Snorkelling on Koh Phangan
Snorkelling on Koh Phangan is a different experience from the island's SCUBA diving scene — no certification, no equipment course, no long briefing. You pick up a mask and fins, wade in and look down. The island delivers enough variety to keep that simple act interesting for a week: a reef you can walk to across a natural sandbar, calm headland coves with coral in the shallows and, if you want the headline version, a day-trip speedboat to Ang Thong Marine Park where limestone karst islands frame turquoise water so clear it looks implausible.
The standout site is Koh Ma on the northwest corner — a small islet attached to Mae Haad beach by a sandbar that appears at low tide. The reef wrapping around the islet is widely regarded as the best accessible snorkelling in the Gulf of Thailand that doesn't require a boat, and the Koh Ma Snorkel & Sandbar Tour turns it into an organised half-day for those who want gear and a guide included. Haad Salad, a sheltered bay a few minutes south, offers coral and reef fish around its rocky headlands for independent swimmers who prefer to self-guide.

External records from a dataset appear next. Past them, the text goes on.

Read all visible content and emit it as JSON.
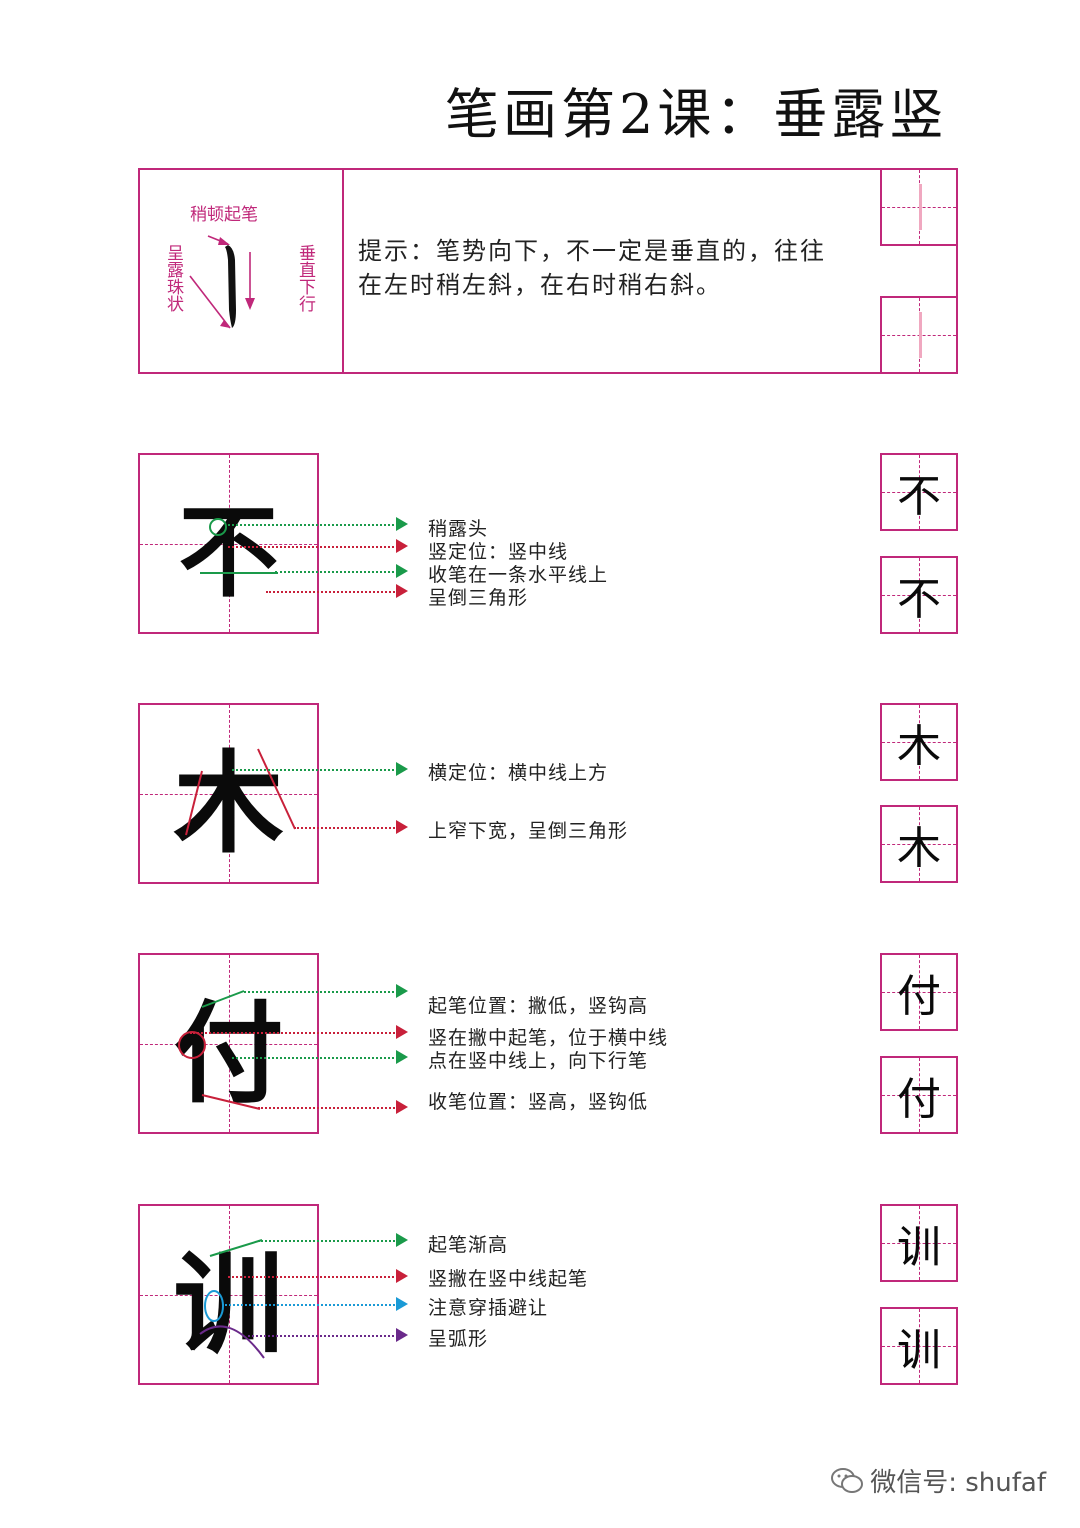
{
  "title": "笔画第2课：垂露竖",
  "intro": {
    "stroke_start_label": "稍顿起笔",
    "dew_label": "呈露珠状",
    "straight_label": "垂直下行",
    "tip_line1": "提示：笔势向下，不一定是垂直的，往往",
    "tip_line2": "在左时稍左斜，在右时稍右斜。"
  },
  "examples": [
    {
      "char": "不",
      "annotations": [
        "稍露头",
        "竖定位：竖中线",
        "收笔在一条水平线上",
        "呈倒三角形"
      ]
    },
    {
      "char": "木",
      "annotations": [
        "横定位：横中线上方",
        "上窄下宽，呈倒三角形"
      ]
    },
    {
      "char": "付",
      "annotations": [
        "起笔位置：撇低，竖钩高",
        "竖在撇中起笔，位于横中线",
        "点在竖中线上，向下行笔",
        "收笔位置：竖高，竖钩低"
      ]
    },
    {
      "char": "训",
      "annotations": [
        "起笔渐高",
        "竖撇在竖中线起笔",
        "注意穿插避让",
        "呈弧形"
      ]
    }
  ],
  "watermark": "微信号: shufaf",
  "colors": {
    "frame": "#c0287a",
    "green": "#1a9a4a",
    "red": "#c8203a",
    "blue": "#1a9ad6",
    "purple": "#6a2a8a"
  }
}
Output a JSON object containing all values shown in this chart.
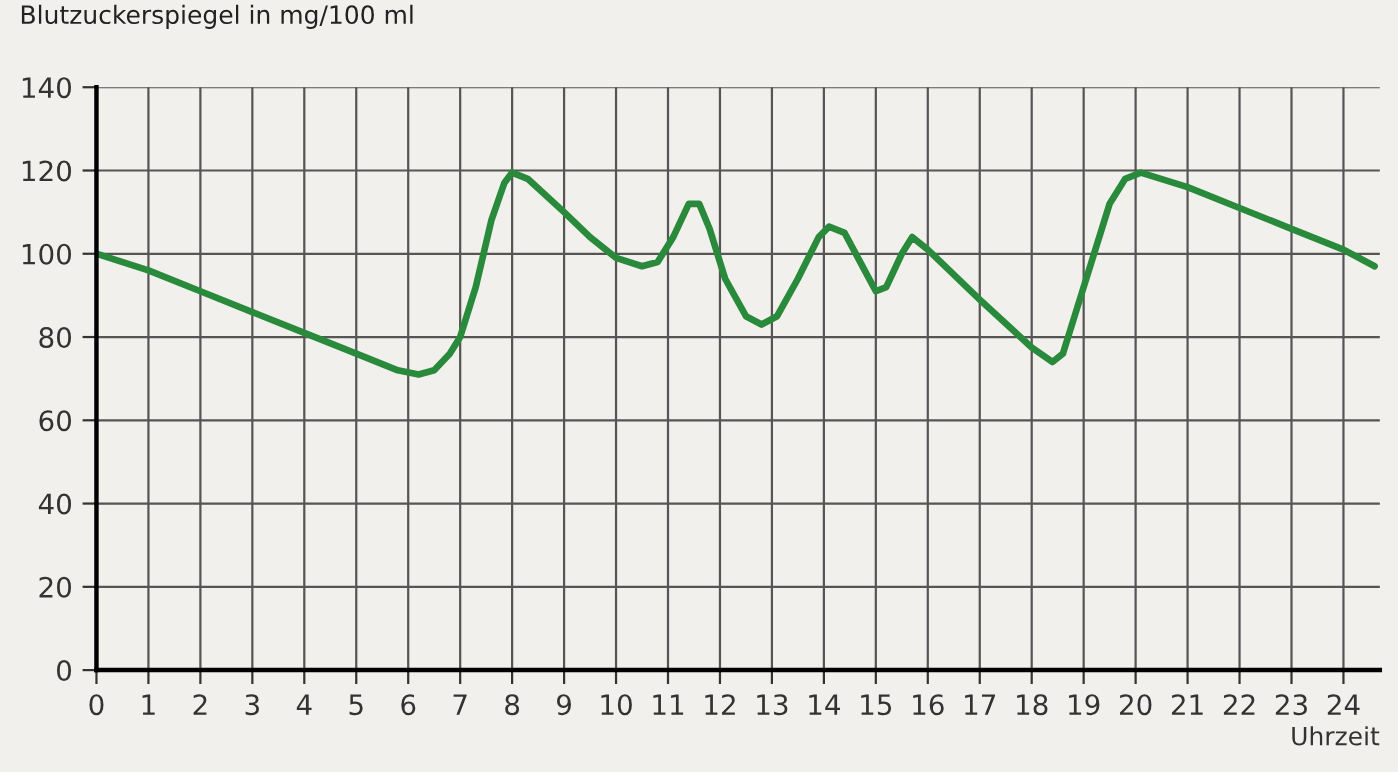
{
  "chart_data": {
    "type": "line",
    "ylabel": "Blutzuckerspiegel in mg/100 ml",
    "xlabel": "Uhrzeit",
    "xlim": [
      0,
      24.7
    ],
    "xticks": [
      0,
      1,
      2,
      3,
      4,
      5,
      6,
      7,
      8,
      9,
      10,
      11,
      12,
      13,
      14,
      15,
      16,
      17,
      18,
      19,
      20,
      21,
      22,
      23,
      24
    ],
    "ylim": [
      0,
      140
    ],
    "yticks": [
      0,
      20,
      40,
      60,
      80,
      100,
      120,
      140
    ],
    "grid": true,
    "marker": "none",
    "line_style": "solid",
    "series": [
      {
        "color": "#2a8a3c",
        "x": [
          0,
          1,
          2,
          3,
          4,
          5,
          5.8,
          6.2,
          6.5,
          6.8,
          7,
          7.3,
          7.6,
          7.85,
          8,
          8.3,
          9,
          9.5,
          10,
          10.5,
          10.8,
          11.1,
          11.4,
          11.6,
          11.8,
          12.1,
          12.5,
          12.8,
          13.1,
          13.5,
          13.9,
          14.1,
          14.4,
          14.7,
          15,
          15.2,
          15.5,
          15.7,
          16,
          17,
          18,
          18.4,
          18.6,
          18.8,
          19.2,
          19.5,
          19.8,
          20.1,
          21,
          22,
          23,
          24,
          24.6
        ],
        "values": [
          100,
          96,
          91,
          86,
          81,
          76,
          72,
          71,
          72,
          76,
          80,
          92,
          108,
          117,
          119.5,
          118,
          110,
          104,
          99,
          97,
          98,
          104,
          112,
          112,
          106,
          94,
          85,
          83,
          85,
          94,
          104,
          106.5,
          105,
          98,
          91,
          92,
          100,
          104,
          101,
          89,
          77.5,
          74,
          76,
          84,
          100,
          112,
          118,
          119.5,
          116,
          111,
          106,
          101,
          97
        ]
      }
    ]
  }
}
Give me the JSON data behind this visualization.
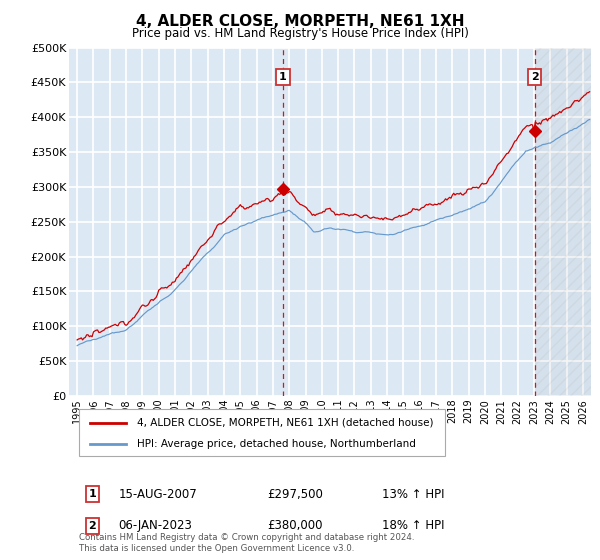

Ang Thong is the big-picture version. Some 30 kilometres southwest of Koh Phangan, the national marine park protects an archipelago of around 42 islands where the snorkelling happens in channels between the formations, with sea kayaking and a viewpoint hike typically included in the same day. It's the sort of trip that answers the question of what to do on a day when you want more than the beach in front of you.